Suffice it to say ... its seems as if some extra rails and ties being laid (for the moment in vain) is not a world ending state of affairs. I too wish it was being used right now but I also acknowledge that it seems "unlikely" at the moment. A few years ago "improbable" would have been a better description and a decade ago "impossible" would have seemed more than fair.

Poland Spring is far more interested in rail shipping now than they ever have been and if any customer is ever going to see this line reactivated I'm pretty sure they are "the one". The pellet mill would have been nice but Poland Spring has far more volume to offer.
 #1445713  by F-line to Dudley via Park
 
No, there isn't enough volume in the world to pay back that cost. Start applying some common-sense cost/benefit numbers to this wishful thinking. There's a ceiling for how much revenue PS can feasibly move through carloads out of Fryeburg, and that ceiling--while impressive as a potential new sign-on--is still considerably less than Maine's largest single freight customers at the paper mills. So let's dispense with the notion that that a for-profit company is going to cherish rail so much that it's willing to take multi-decade losses on amortizing the costs of restoring 45 miles of track. Minimally operable 263K-or-less Class 1 track won't cut it. You can't do a round-trip from Portland in a single crew shift at sub- 10 MPH, unlike the mills there's not going to be enough yard space in Fryeburg to shuffle carloads between multi-day round trips, and you need 286K weights for running boxcars or containers packed to the gills with liquid. So forget about any of the lowball rehab estimates from the '07 Mountain Div. Study being re-projected to 2019 dollars. Almost none of the existing hardware--85 lb. rail, ties, crossing surfaces--is going to be reusable when a weight uprate is required, and about 20 bridges are going to need some form of light to heavy upgrades. Even if you try to thread the needle at tippy-top Class 1, for keeping tolerable speeds every crossing will need active protection and the portions of ROW that have rail-with-trail alongside are going to need security fencing. But really, it's hard to see such severe service compromises pointing to paydirt in starting the restoration...so it just doesn't happen unless you spring for Class 2 track right away.

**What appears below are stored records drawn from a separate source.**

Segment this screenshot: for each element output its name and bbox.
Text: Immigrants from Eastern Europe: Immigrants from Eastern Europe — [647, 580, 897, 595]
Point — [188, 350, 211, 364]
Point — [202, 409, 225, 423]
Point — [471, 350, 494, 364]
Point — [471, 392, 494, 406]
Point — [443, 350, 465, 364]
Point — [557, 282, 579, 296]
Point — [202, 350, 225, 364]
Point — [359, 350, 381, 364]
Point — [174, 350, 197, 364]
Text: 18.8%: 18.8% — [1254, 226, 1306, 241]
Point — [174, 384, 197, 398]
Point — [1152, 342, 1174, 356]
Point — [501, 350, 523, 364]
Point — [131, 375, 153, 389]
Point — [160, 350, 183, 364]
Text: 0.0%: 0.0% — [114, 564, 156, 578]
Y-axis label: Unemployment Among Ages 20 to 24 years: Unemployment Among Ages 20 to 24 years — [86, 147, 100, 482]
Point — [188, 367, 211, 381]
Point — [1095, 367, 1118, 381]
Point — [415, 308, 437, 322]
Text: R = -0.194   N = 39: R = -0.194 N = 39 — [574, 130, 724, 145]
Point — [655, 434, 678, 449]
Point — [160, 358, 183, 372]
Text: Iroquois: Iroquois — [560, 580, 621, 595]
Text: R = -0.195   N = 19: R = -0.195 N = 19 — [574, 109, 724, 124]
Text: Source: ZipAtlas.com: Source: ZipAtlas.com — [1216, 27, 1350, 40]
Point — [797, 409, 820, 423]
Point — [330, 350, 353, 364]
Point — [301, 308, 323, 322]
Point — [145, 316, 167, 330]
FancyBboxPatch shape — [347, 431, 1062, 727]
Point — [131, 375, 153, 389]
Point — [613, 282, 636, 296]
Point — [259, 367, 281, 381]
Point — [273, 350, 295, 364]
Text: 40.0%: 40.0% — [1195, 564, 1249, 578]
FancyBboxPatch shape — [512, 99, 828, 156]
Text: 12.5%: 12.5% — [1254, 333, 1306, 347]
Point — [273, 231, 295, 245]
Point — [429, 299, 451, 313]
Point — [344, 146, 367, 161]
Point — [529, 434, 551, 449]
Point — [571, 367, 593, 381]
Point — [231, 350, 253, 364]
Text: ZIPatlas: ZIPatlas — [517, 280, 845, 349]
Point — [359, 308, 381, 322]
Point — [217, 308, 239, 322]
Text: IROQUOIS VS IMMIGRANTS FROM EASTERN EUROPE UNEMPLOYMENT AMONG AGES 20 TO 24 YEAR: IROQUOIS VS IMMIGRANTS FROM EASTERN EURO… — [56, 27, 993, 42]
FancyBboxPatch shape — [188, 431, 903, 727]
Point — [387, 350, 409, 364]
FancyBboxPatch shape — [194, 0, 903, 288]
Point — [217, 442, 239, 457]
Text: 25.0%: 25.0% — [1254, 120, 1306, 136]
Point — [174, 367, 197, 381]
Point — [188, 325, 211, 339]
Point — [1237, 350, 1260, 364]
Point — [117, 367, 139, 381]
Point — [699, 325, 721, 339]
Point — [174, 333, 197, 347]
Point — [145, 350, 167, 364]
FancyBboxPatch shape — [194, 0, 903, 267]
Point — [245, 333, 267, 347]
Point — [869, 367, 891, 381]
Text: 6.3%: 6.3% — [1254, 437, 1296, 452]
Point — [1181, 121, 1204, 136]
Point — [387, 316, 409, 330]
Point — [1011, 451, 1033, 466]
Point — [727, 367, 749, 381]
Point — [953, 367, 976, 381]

You're now spending a cool $2M per mile with all the structures that need to be upgraded to give PS any sort of throughput it can grow with, and sailing north of $90M with any unforeseen cost overruns pushing it into 9 figures. Can you honestly count revenue from PS that's going to amortize such an extreme up-front investment? Don't say "you never know..."; plot it out. How many years of carload revenues would it take to pay off that investment? Where does that money converge on the plot? And then wrack your brains for comparisons with any other for-profit customers of similar carload size and whether they've found that cost/benefit threshold worth going for.

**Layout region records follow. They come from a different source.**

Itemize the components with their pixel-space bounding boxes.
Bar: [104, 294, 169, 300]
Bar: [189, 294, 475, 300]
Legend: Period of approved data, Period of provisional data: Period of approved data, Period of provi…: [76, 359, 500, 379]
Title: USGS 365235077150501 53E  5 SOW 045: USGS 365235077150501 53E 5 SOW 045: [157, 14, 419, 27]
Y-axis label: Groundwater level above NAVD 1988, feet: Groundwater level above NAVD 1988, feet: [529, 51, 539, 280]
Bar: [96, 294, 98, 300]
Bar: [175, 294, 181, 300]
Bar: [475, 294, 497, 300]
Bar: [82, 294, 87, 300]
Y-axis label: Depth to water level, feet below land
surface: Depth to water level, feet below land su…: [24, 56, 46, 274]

PS is big...but they're nowhere near that big at any one location to float this. It's not wishful thinking; it's stark, hard math.
 #1445801  by gokeefe
 
F-line,

To the best of my knowledge ... Including some in person ... The rail is 112# or better ... Could be less in some parts but I have yet to see it.

Also the corridor is owned by MaineDOT, Poland Spring would not be paying for the improvements.

I think you've got a much better case to make for the idea that the necessary crossing improvements will be too expensive than any other factor.